An hour of strength training per week cuts risk of death by up to 20%
Keeping our muscles strong and healthy can be beneficial to our health in ways that extend far beyond simply looking good on the beach, with research showing how it can boost bone density, joint flexibility and maintain a healthy weight, as demonstrated by one recent study. Research has also uncovered associations between muscle strength training and a lower risk of death, and a new study has drilled into this phenomenon to find as little as half an hour per week can have significant benefits.
The study was carried out by scientists in Japan who analyzed data from 16 observational studies concerning subjects all over the world, with participant numbers ranging from 4,000 to 480,000. All were adults aged 18 to 97 and without major health issues, who had been monitored for at least two years.
The analysis showed that independent of aerobic exercise like running or cycling, muscle strengthening activity was associated with a 10 to 17 percent reduction in risk of death from any cause, cardiovascular disease and cancer. The most profound effects, however, were observed in people who undertook 30 to 60 minutes of muscle strength training per week, which was linked with a 10 to 20 percent reduced risk of death from all causes, and death from cancer, diabetes and cardiovascular disease.
This relationship is described as a J-shaped curve in most cases, while an L-shaped curve was observed in relation to diabetes risk, with the greatest reduction seen at 60 minutes of muscle strengthening activities per week, and gradually tapering off from there. Interestingly, the analysis provided no evidence that doing more than an hour of strength training per week reduced these risks even further (though that's not to say there aren't other health benefits to be had).
These sorts of activities could include weight lifting, use of resistance bands, push ups, sit ups, squats and even heavy gardening like digging and shoveling. The authors say that when this form of exercise was combined with aerobic activity the risks were reduced even further – by 40 percent for all-cause mortality, 46 percent for cardiovascular disease and 28 percent for cancer.
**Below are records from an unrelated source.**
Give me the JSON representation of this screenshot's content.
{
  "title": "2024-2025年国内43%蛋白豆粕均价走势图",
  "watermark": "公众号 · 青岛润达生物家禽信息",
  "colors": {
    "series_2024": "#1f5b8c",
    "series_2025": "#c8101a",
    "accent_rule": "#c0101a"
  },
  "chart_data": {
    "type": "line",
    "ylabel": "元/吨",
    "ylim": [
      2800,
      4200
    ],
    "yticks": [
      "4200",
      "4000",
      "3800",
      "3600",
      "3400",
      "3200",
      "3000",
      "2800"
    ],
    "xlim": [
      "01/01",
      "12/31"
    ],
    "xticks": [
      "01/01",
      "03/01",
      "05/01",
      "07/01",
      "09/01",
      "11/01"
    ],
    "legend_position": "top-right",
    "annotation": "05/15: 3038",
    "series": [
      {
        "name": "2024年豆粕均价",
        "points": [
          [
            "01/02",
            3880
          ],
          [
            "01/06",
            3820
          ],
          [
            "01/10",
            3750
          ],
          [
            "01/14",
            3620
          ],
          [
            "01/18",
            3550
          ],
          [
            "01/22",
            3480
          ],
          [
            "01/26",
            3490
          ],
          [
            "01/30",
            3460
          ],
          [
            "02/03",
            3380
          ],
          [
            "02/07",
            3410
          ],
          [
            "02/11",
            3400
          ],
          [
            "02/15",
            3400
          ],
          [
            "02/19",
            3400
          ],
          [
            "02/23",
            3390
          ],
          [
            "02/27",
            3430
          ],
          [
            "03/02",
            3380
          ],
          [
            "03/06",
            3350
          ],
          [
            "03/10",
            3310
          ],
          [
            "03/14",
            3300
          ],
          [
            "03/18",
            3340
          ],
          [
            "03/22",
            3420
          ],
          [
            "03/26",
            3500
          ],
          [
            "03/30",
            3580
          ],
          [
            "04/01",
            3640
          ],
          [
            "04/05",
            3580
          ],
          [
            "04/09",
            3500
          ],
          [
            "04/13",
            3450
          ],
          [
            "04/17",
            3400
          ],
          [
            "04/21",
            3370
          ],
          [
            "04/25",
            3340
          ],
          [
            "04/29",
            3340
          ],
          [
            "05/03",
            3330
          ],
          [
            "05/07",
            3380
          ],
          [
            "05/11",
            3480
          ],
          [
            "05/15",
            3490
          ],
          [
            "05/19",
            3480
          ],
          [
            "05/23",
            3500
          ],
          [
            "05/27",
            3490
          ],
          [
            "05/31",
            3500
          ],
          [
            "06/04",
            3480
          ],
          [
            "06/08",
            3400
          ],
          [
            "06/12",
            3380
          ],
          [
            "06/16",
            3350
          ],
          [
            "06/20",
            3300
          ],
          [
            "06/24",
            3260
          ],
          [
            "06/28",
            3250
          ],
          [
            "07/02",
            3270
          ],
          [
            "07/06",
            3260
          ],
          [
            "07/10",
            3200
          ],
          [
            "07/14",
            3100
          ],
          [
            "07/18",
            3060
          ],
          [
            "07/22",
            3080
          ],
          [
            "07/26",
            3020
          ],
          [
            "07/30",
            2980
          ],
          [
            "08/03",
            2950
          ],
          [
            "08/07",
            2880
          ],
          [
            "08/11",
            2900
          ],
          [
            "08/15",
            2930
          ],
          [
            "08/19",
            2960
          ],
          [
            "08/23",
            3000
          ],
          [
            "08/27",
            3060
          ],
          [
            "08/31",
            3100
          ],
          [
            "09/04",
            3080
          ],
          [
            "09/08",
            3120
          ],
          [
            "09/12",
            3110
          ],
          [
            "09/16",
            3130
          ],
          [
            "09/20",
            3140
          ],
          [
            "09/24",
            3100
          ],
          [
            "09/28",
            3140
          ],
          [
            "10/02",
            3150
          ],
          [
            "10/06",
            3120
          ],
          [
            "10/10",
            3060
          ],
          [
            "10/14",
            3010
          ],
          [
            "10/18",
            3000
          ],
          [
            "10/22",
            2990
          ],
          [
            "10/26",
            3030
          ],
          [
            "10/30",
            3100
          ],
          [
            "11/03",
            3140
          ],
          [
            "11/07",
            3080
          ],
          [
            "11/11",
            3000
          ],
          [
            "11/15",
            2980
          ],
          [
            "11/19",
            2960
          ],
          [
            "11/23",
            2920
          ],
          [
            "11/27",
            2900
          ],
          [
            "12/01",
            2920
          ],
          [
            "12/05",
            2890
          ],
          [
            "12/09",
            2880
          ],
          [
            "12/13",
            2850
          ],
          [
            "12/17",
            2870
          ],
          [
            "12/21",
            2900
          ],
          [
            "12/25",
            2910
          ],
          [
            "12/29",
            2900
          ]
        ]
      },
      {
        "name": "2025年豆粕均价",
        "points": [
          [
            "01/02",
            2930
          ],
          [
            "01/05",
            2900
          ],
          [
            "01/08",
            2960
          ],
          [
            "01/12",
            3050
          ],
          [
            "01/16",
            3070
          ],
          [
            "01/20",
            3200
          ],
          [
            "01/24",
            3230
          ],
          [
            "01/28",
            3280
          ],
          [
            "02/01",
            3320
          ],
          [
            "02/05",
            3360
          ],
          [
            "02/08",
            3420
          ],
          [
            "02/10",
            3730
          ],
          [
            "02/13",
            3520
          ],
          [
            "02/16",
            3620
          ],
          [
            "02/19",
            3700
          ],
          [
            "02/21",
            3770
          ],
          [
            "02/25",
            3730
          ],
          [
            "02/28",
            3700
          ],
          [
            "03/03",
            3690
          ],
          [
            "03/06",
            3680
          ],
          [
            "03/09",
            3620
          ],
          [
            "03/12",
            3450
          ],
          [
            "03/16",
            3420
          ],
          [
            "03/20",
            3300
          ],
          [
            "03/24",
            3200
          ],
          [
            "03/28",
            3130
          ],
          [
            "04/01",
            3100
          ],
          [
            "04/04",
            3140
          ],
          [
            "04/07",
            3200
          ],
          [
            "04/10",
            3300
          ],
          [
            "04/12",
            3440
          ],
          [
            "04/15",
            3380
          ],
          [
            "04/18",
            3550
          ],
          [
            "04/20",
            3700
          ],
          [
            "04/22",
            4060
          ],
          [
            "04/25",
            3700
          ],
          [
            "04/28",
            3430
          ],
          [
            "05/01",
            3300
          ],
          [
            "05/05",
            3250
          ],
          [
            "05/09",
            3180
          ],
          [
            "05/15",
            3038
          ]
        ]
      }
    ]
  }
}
There are a few limitations with the research, the authors note, including the fact that they relied on subjective assessments of exercise activity, and the majority of the studies took place in the US and the results therefore may not be widely applicable. They do believe, however, that the research lays a good foundation for further studies in the area.
"The combination of muscle strengthening and aerobic activities may provide a greater benefit for reducing all-cause, cardiovascular disease, and total cancer mortality," they researchers concluded. "Given that the available data are limited, further studies – such as studies focusing on a more diverse population – are needed to increase the certainty of the evidence."
The research was published in the British Journal of Sports Medicine.